Now I have been touch typing for maybe 15 years since I got bored tapping on two fingers and taught myself and I’m fairly speedy and decently accurate (accurate at correcting errors at least!) but I’m not in that super human range of the people mentioned above. I know I can type 90 words a minute on an average. I know this because I have transcribed for a living and my times are slick, y’all. 90 is good but not super-good. I can probably squeeze out 100 if all the words are fairly short and maybe even 110 if they’re all ‘a’, ‘the’ or ‘or’. Ha.

Having said that, my ego just deflates the second I see a typing test. I hate those goddamn things. You know the ones I mean – where you have to type what you see on the screen in front of you EXACTLY – ‘exactly’ meaning every space, capital letter, piece of punctuation must be identical.

“So what?” you say. Well I’ll tell you if you’ll just shut up for a second.
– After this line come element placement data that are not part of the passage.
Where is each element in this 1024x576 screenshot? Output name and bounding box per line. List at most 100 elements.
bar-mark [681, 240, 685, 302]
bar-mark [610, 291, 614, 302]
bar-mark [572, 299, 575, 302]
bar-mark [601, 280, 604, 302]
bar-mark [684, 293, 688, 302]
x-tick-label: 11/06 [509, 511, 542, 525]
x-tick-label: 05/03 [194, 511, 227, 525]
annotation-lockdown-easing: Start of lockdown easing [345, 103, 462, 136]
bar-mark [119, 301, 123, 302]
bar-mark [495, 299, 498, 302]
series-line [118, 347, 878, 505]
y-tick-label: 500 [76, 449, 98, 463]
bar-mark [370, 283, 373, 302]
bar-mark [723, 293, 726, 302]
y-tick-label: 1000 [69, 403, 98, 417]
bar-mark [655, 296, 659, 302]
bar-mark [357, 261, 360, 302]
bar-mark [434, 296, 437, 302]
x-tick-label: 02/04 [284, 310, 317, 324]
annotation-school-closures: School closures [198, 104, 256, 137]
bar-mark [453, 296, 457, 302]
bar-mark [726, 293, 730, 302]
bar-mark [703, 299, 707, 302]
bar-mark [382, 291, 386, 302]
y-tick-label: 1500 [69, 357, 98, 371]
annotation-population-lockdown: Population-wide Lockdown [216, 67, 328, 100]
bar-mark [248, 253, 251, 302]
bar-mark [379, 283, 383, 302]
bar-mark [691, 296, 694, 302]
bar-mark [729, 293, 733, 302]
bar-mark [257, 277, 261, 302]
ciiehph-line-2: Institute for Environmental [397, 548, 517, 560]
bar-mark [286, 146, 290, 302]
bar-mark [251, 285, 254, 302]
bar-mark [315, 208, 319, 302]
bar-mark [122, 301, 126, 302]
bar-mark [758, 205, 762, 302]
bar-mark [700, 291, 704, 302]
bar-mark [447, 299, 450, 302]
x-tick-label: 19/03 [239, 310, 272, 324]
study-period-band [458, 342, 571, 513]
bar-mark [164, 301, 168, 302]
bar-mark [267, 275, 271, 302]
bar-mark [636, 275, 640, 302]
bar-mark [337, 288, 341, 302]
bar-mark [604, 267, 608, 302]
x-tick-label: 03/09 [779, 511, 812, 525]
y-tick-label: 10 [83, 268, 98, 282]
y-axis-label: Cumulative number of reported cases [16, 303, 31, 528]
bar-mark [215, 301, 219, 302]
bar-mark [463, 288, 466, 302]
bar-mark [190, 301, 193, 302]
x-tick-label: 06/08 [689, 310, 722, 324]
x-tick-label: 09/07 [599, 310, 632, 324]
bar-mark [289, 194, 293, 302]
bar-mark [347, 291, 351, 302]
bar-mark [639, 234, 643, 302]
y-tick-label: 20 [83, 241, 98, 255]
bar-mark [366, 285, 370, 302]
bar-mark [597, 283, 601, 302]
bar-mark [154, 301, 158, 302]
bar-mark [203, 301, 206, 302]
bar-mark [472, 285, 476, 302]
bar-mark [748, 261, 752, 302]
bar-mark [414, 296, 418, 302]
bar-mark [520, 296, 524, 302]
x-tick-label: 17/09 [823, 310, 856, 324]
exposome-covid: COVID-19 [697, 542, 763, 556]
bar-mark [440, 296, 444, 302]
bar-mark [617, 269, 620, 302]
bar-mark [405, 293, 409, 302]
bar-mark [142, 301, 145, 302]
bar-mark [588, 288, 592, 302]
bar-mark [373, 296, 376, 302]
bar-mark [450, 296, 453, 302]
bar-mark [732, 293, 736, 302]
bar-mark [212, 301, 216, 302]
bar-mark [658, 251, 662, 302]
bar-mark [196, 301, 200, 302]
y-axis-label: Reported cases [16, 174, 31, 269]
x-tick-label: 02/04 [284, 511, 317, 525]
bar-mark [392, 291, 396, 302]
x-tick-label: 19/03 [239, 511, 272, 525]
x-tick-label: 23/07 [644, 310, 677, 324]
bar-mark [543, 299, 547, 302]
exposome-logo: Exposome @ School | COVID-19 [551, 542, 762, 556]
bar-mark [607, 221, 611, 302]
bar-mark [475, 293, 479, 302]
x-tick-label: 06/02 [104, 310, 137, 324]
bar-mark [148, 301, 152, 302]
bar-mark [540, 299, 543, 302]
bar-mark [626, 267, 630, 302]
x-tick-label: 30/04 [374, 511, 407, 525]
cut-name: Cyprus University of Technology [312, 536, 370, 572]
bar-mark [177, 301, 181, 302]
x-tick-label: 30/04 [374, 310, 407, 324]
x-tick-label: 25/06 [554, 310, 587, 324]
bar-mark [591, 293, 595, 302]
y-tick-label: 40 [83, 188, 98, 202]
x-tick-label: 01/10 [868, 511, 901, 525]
I suck at those tests. My brain gets all nervous, turns my fingers into like…giant CARROTS…and I proceed to spend three intense minutes making every error known to man. And you can’t correct stuff! When you type normally, you make a mistake, your brain knows it before you even do it and you correct it swiftly and automatically, but those typing tests? Mais non! You attempt to make the correction you get another error. Mamanfuckers.

Also, some of those tests subscribe to the clearly misguided notion that there’s only one space after a period. Hello? No. I hear that’s a new-fangled way of doing it but I’m a child of the 1980s people, I’m old school and if there aren’t two spaces after a period you need to be flogged with a salty whip. I’m just saying, because some of those software programs serve it up one way and some the other. WTF?

Then I get pissed because the smug, self-righteous computer software thing gloats “WELL DONE GUV, YOU TYPE 62 WORDS A MINUTE, AREN’T YOU FREAKING SPECIAL FOR A RETARDED PERSON?” and you are pretty certain you heard it snort. Then you pick up a sledgehammer (that you keep in your backpack for such emergencies) and beat seven shades of shit out of that computer while growling like a wolverine.

I hate typing software. That’s where I’m going with this. I might add a pie chart to this later as I’m feeling inspired. And a touch bitter.